LATITUDES

Suivre des cours pour apprendre à rire

Puisque le rire soigne, des stages de rigolade sont organisés à Paris. Première leçon : distinguer le «ha! ha! ha!» du «hi! hi! hi!» et du «hé! hé! hé!».

Enfin un médicament qui agit plus vite que n’importe quel produit chimique. Un médicament que l’on peut consommer sans modération, sans crainte d’effets secondaires et sans bourse délier: le rire. On le savait efficace contre la mauvaise humeur, la nervosité et le stress. Lors du dernier congrès américain de cardiologie à la Nouvelle Orléans, des chercheurs de l’Université du Maryland ont démontré que le rire contribue à la prévention du risque cardiaque.

Que ceux qui éprouvent des difficultés à rire ne paniquent pas, il existe des stages pratiques, à Paris, pour s’exercer.

L’histoire de la thérapie par le rire est une longue histoire qui va d’Aristote à l’embauche, depuis quelques années, de clowns par les hôpitaux en passant par Freud, Adler, Bateson, Fry, Holden et Rubinstein (vous en trouverez un bon résumé sur le site Humor.ch). Jusqu’ici, l’efficacité de cette thérapie d’appoint n’était pas établie scientifiquement. C’est désormais chose faite.

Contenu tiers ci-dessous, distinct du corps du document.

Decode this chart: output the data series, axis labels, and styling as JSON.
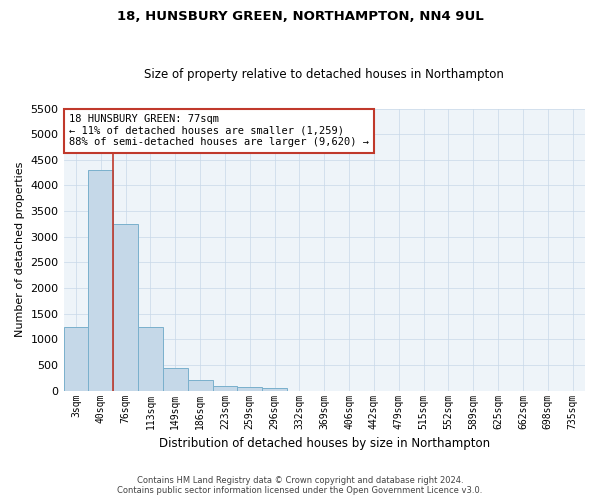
{
  "title": "18, HUNSBURY GREEN, NORTHAMPTON, NN4 9UL",
  "subtitle": "Size of property relative to detached houses in Northampton",
  "xlabel": "Distribution of detached houses by size in Northampton",
  "ylabel": "Number of detached properties",
  "footer_line1": "Contains HM Land Registry data © Crown copyright and database right 2024.",
  "footer_line2": "Contains public sector information licensed under the Open Government Licence v3.0.",
  "annotation_title": "18 HUNSBURY GREEN: 77sqm",
  "annotation_line1": "← 11% of detached houses are smaller (1,259)",
  "annotation_line2": "88% of semi-detached houses are larger (9,620) →",
  "bar_color": "#c5d8e8",
  "bar_edge_color": "#7ab0cc",
  "vline_color": "#c0392b",
  "annotation_box_edgecolor": "#c0392b",
  "grid_color": "#c8d8e8",
  "background_color": "#ffffff",
  "plot_bg_color": "#eef4f9",
  "categories": [
    "3sqm",
    "40sqm",
    "76sqm",
    "113sqm",
    "149sqm",
    "186sqm",
    "223sqm",
    "259sqm",
    "296sqm",
    "332sqm",
    "369sqm",
    "406sqm",
    "442sqm",
    "479sqm",
    "515sqm",
    "552sqm",
    "589sqm",
    "625sqm",
    "662sqm",
    "698sqm",
    "735sqm"
  ],
  "values": [
    1250,
    4300,
    3250,
    1250,
    450,
    200,
    100,
    70,
    50,
    0,
    0,
    0,
    0,
    0,
    0,
    0,
    0,
    0,
    0,
    0,
    0
  ],
  "ylim": [
    0,
    5500
  ],
  "yticks": [
    0,
    500,
    1000,
    1500,
    2000,
    2500,
    3000,
    3500,
    4000,
    4500,
    5000,
    5500
  ],
  "vline_x": 1.5,
  "figsize": [
    6.0,
    5.0
  ],
  "dpi": 100
}
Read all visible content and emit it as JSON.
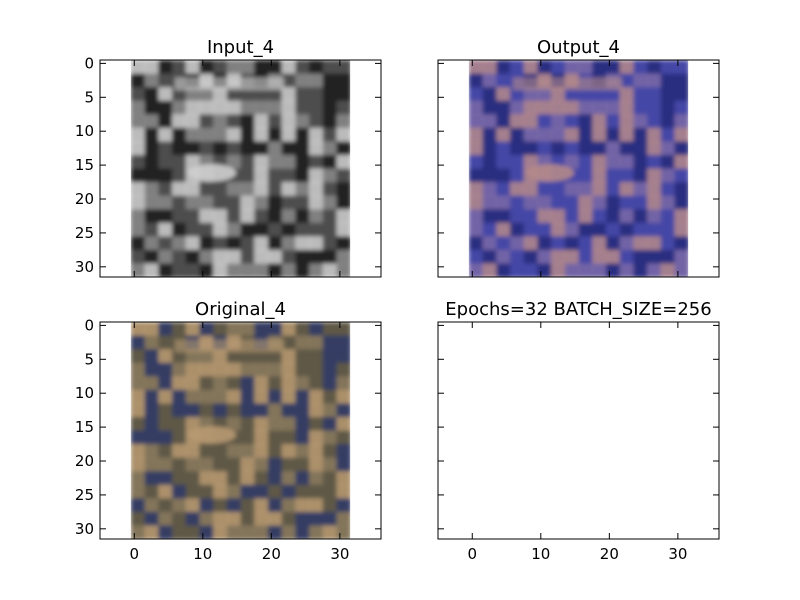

Riez de bon cœur si vous êtes cardiaques (ou si vous voulez éviter de le devenir). Selon une étude de cardiologues de Baltimore, rire et sens de l’humour aiguisé sont des armes efficaces dans la prévention de la crise cardiaque. Ces chercheurs ont soumis un questionnaire à 300 personnes dont la moitié avait souffert d’attaques ou subi une intervention cardio-vasculaire. L’autre moitié était indemne de toute pathologie cardiaque.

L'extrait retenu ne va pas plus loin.